Я вышла погулять, и в уличной суете ко мне вернулось хорошее настроение. Я была несправедлива, виня в своих бедах Пятницу. Если он и не раб, то разве он не беспомощный пленник моего тщеславного желания увидеть свою историю в виде книги? Чем отличается он от тех диких индейцев, которых привозят с собой первопроходцы вместе с длиннохвостыми попугаями, золотыми идолами, индиго, шкурами пантер, чтобы доказать, что они действительно побывали в Америке? Может быть, Фо тоже своего рода пленник? Я обвиняю его в медлительности. Но, может быть, истина в том, что все эти месяцы он пытался сдвинуть с места камень такой тяжести, какая не под силу ни одному человеку, а страницы, выходившие из-под его пера, не были праздной болтовней о куртизанках и гренадерах, как мне раньше казалось, а все той же историей, передаваемой снова и снова в разных версиях и всякий раз мертворожденной: историей острова, столь же безжизненной под его пером, какой она была под моим.

— Мистер Фо, — сказала я. — Я приняла решение.

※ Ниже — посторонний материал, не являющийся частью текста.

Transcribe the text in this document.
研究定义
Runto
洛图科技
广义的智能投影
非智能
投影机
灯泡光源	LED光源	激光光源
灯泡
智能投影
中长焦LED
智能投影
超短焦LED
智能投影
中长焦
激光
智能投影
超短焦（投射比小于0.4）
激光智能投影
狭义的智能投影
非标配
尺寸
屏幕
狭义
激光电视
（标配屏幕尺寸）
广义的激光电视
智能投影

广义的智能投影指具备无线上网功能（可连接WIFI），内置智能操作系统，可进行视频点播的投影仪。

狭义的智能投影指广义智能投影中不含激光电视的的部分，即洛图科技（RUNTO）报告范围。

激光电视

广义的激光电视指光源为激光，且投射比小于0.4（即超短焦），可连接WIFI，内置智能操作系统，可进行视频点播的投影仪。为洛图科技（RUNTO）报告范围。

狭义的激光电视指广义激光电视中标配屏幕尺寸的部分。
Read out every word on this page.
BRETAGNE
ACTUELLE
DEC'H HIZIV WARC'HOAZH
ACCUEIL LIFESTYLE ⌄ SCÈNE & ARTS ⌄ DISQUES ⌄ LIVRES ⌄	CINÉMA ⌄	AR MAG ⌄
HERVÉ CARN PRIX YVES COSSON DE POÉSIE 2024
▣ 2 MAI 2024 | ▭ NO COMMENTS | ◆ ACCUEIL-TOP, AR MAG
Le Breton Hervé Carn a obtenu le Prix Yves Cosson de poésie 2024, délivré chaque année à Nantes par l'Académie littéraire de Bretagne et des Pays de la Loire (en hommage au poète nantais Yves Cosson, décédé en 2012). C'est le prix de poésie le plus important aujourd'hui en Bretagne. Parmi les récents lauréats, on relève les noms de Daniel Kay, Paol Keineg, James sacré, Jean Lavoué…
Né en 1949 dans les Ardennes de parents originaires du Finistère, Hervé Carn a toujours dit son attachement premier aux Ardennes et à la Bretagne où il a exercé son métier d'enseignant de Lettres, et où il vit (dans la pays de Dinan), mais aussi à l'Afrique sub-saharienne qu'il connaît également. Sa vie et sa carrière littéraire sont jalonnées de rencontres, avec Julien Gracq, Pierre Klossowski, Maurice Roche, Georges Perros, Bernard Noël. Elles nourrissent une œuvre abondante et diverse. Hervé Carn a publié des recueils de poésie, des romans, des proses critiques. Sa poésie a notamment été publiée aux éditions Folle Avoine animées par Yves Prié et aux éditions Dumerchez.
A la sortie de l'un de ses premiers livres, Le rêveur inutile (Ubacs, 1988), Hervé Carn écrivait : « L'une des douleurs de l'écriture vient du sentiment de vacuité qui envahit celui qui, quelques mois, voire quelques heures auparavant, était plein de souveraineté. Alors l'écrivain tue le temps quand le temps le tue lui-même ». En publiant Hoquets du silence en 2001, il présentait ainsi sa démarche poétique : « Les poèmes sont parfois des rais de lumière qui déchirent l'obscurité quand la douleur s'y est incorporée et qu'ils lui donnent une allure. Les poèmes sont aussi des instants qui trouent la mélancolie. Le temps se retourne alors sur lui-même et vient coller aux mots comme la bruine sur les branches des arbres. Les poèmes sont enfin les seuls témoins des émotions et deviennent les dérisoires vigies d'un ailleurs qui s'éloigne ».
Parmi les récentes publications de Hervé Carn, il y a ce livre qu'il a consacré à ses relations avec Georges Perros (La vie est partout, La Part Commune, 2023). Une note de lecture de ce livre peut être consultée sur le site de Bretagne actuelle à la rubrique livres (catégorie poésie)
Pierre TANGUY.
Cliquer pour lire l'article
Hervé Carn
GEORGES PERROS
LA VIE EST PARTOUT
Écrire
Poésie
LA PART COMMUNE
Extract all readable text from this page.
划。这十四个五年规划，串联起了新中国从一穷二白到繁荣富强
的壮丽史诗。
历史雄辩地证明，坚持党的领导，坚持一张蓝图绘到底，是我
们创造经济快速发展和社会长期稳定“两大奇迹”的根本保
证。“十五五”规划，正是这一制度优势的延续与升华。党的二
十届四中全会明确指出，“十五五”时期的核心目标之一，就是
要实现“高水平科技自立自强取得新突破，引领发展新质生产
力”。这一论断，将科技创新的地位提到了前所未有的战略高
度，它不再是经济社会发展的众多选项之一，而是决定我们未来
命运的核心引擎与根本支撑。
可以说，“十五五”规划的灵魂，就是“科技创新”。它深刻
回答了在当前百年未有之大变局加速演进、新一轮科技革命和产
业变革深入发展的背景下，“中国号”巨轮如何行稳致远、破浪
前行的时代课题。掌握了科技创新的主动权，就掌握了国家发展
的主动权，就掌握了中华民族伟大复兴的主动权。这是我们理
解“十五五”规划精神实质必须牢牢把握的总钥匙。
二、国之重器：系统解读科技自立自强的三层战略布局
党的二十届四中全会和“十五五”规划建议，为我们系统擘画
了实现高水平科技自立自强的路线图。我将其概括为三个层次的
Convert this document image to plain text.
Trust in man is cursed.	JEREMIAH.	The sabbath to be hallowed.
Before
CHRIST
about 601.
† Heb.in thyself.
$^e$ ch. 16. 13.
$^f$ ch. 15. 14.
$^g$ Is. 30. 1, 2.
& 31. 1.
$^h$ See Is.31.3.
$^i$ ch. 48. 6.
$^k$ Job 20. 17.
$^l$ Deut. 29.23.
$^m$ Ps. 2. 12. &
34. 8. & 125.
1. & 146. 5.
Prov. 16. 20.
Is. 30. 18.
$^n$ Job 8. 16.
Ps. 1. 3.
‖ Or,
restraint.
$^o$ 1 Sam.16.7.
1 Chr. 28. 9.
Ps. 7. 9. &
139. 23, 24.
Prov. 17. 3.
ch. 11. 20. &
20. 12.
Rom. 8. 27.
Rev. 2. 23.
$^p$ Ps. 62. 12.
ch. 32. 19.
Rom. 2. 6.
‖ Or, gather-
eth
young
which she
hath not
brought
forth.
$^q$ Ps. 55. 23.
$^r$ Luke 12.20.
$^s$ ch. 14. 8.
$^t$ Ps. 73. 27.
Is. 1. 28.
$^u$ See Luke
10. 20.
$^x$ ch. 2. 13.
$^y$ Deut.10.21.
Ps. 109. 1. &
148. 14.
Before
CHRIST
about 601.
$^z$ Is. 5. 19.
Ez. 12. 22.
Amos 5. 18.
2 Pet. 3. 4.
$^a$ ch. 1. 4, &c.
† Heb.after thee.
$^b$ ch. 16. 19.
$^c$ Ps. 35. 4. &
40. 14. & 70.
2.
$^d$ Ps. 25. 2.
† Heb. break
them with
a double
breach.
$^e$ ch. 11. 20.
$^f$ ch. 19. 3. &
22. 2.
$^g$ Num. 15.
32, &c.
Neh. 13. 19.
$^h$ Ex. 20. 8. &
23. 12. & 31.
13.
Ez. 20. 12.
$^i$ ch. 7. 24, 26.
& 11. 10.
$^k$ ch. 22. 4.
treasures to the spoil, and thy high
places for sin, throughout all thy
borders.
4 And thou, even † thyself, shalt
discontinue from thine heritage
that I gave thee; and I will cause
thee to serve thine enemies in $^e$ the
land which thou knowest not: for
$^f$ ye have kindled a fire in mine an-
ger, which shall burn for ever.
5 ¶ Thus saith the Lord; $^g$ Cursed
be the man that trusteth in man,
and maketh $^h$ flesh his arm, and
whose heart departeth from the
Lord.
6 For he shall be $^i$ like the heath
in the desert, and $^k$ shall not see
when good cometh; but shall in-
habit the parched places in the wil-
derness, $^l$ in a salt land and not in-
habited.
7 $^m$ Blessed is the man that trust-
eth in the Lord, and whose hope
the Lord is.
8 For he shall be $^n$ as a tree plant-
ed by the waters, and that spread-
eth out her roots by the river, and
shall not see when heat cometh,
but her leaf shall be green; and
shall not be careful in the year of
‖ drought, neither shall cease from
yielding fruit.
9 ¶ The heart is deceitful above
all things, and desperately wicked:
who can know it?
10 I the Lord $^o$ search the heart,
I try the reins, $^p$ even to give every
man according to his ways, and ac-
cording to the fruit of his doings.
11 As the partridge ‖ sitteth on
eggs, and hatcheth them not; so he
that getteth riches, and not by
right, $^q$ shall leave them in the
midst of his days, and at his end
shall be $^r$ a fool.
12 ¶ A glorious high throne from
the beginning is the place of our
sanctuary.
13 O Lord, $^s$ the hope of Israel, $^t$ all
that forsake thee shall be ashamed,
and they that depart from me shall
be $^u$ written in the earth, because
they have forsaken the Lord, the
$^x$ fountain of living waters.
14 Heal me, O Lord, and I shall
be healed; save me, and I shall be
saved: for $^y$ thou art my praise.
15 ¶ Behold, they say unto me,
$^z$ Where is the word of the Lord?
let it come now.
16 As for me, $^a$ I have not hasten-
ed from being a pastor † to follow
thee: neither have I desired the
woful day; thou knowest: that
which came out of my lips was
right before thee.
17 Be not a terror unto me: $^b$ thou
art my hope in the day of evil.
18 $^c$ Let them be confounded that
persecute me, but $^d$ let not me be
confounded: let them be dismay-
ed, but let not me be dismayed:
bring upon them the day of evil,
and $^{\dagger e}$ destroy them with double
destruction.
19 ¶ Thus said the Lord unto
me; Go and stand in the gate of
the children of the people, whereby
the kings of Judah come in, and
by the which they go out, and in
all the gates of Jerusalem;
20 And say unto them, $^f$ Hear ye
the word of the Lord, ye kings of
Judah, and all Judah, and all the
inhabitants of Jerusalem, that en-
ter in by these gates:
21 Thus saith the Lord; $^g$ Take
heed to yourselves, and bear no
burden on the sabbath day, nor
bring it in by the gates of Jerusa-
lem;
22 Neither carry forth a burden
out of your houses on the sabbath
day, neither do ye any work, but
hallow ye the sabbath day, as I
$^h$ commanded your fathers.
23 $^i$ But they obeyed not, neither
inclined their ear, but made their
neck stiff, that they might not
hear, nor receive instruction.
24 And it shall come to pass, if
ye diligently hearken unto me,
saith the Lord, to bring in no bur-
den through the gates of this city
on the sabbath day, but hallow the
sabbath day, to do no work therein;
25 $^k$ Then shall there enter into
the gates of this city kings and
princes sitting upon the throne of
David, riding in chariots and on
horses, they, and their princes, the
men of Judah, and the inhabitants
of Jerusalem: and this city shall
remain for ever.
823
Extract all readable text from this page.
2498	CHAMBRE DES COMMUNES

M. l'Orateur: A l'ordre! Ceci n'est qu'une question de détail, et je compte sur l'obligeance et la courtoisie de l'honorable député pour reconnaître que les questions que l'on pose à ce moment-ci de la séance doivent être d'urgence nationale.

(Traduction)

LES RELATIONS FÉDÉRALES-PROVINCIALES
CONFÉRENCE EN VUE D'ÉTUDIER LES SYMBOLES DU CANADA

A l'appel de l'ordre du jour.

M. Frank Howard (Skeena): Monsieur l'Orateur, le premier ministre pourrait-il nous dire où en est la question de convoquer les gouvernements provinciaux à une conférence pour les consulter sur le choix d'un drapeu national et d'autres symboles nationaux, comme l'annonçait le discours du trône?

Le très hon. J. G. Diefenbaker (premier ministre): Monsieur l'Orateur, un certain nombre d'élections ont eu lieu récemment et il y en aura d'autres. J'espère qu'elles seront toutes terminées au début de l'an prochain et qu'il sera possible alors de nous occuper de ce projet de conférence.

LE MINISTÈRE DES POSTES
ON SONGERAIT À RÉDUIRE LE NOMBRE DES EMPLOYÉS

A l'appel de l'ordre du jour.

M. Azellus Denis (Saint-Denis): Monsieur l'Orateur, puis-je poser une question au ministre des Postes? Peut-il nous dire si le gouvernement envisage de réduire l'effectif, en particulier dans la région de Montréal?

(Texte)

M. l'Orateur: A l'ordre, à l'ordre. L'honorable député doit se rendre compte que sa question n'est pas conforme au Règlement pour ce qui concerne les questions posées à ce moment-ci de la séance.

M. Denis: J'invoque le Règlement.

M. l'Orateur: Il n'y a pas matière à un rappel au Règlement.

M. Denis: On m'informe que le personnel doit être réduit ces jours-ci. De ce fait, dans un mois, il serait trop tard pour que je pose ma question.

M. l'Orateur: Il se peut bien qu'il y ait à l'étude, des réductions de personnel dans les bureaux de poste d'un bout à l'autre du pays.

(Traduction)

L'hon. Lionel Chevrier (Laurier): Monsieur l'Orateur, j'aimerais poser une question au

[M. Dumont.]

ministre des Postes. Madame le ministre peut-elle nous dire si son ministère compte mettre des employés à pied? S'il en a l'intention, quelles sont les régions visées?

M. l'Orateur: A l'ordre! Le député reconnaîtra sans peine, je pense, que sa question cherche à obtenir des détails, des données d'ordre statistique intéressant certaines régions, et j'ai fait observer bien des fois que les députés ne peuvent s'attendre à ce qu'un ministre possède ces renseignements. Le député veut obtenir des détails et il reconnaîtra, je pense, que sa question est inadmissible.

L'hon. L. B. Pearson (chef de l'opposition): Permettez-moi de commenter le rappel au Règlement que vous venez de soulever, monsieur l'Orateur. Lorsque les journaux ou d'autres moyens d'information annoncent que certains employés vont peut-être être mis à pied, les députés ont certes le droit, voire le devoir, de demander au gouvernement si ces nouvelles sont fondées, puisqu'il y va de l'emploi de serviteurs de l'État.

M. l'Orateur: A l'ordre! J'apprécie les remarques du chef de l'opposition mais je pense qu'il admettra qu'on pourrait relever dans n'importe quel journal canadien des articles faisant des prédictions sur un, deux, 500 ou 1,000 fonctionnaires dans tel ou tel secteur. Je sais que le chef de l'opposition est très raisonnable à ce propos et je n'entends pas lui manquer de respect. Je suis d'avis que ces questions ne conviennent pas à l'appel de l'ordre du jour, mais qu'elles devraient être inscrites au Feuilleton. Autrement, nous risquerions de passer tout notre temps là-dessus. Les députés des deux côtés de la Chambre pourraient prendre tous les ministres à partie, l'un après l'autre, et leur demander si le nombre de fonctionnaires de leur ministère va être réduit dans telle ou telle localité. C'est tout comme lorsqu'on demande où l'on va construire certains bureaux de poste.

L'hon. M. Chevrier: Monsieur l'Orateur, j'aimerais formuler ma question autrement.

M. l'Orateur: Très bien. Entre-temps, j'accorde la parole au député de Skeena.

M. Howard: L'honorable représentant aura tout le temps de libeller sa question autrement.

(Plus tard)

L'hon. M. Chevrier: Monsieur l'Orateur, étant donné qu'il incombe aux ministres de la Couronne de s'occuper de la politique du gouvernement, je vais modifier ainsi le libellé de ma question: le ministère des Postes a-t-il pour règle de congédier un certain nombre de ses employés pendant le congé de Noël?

Но человек, сидевший за письменным столом, не был Фо. Это был Пятница в одежде мистера Фо и его парике, грязном, как птичье гнездо. В его руке, занесенной над бумагами Фо, было гусиное перо, на конце которого поблескивала набухшая капля чернил.

Я вскрикнула, рванулась, чтобы вырвать у него перо. Но в этот момент я услышала голос мистера Фо, лежавшего на постели.

— Оставьте его, Сьюзэн,-сказал он устало,- он привыкает к орудиям письма, это часть учения.

— Он перепачкает ваши бумаги, — кричала я.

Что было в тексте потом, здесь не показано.